In questo modo, snaturando la scuola pubblica, si torna alla “scuola di classe”, quella a cui i “figli del popolo” non potevano accedere ieri e non potranno accedere domani. Per loro ieri c’era l’analfabetismo, oggi si prospetta una falsa istruzione, che non li qualifica per gli obiettivi elevati, per le alte sfere dell’intellettualità e dei corrispondenti impieghi remunerativi sia in termini economici che in termini di soddisfazione morale, ma li spinge e costringe verso il basso in mansioni di basso livello, poco soddisfacenti moralmente ed economicamente.
Questo accade sotto i nostri occhi increduli ed impreparati agli eventi, dopo le tante battaglie politiche, sociali ed ideali del secolo scorso per una scuola libera, di qualità, aperta a tutti ed eguale per tutti, dove l’impegno ed il merito erano occasione di progresso e di riscatto ed in cui anche le “condizioni di partenza” e le “difficoltà ambientali”, correlate al tipo ed al grado di scuola frequentata, facevano parte della “valutazione” degli alunni in termini di maggiore o minore merito.
Ora, chi avrebbe immaginato che in Italia saremmo arrivati a questo punto di disfacimento della funzione educativa e cognitiva della scuola? A questo ci hanno portato gli anni di rivoluzione, pardon!, d’involuzione della politica scolastica dagli ultimi anni del Novecento ad oggi.

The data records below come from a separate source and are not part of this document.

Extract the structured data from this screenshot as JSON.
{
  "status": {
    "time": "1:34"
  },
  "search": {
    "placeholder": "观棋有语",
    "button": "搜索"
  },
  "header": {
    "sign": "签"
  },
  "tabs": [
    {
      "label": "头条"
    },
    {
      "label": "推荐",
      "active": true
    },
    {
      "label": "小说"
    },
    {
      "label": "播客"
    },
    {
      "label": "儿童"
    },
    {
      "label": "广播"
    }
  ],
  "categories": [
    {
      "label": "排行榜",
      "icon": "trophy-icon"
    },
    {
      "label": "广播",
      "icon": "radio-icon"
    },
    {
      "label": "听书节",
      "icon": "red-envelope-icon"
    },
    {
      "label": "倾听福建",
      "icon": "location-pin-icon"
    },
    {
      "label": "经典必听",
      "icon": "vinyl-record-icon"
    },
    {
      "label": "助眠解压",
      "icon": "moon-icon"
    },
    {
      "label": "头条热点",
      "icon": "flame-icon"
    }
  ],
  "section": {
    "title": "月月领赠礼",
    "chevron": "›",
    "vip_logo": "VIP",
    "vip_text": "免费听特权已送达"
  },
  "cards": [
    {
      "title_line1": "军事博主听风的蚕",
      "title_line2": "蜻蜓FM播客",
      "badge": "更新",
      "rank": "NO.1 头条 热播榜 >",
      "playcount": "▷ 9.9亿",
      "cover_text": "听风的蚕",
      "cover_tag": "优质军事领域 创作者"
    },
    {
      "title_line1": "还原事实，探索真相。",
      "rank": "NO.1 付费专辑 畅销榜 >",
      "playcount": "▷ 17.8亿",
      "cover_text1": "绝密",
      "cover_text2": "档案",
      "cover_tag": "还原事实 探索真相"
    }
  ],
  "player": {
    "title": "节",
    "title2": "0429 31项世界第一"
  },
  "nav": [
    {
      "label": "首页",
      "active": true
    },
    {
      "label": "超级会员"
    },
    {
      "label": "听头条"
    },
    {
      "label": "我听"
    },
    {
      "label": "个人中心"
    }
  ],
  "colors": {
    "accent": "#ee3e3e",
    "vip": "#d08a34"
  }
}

E allora, se si vuole evitare di tornare alla pratica di certi sistemi di asservimento dei docenti che qualche “cattivo dirigente” potrebbe instaurare, con le conseguenze che abbiamo cercato di delineare, lo sciopero di oggi non è solo lo sciopero degli insegnanti, ma deve essere lo sciopero di tutti coloro che hanno a cuore il futuro delle giovani generazioni ed i destini della Nazione.
Ovviamente queste sono alcune delle considerazioni che si possono fare brevemente sulla tanto conclamata e declamata “Riforma della scuola” e non hanno la pretesa di essere esaurienti rispetto all’argomento in discussione.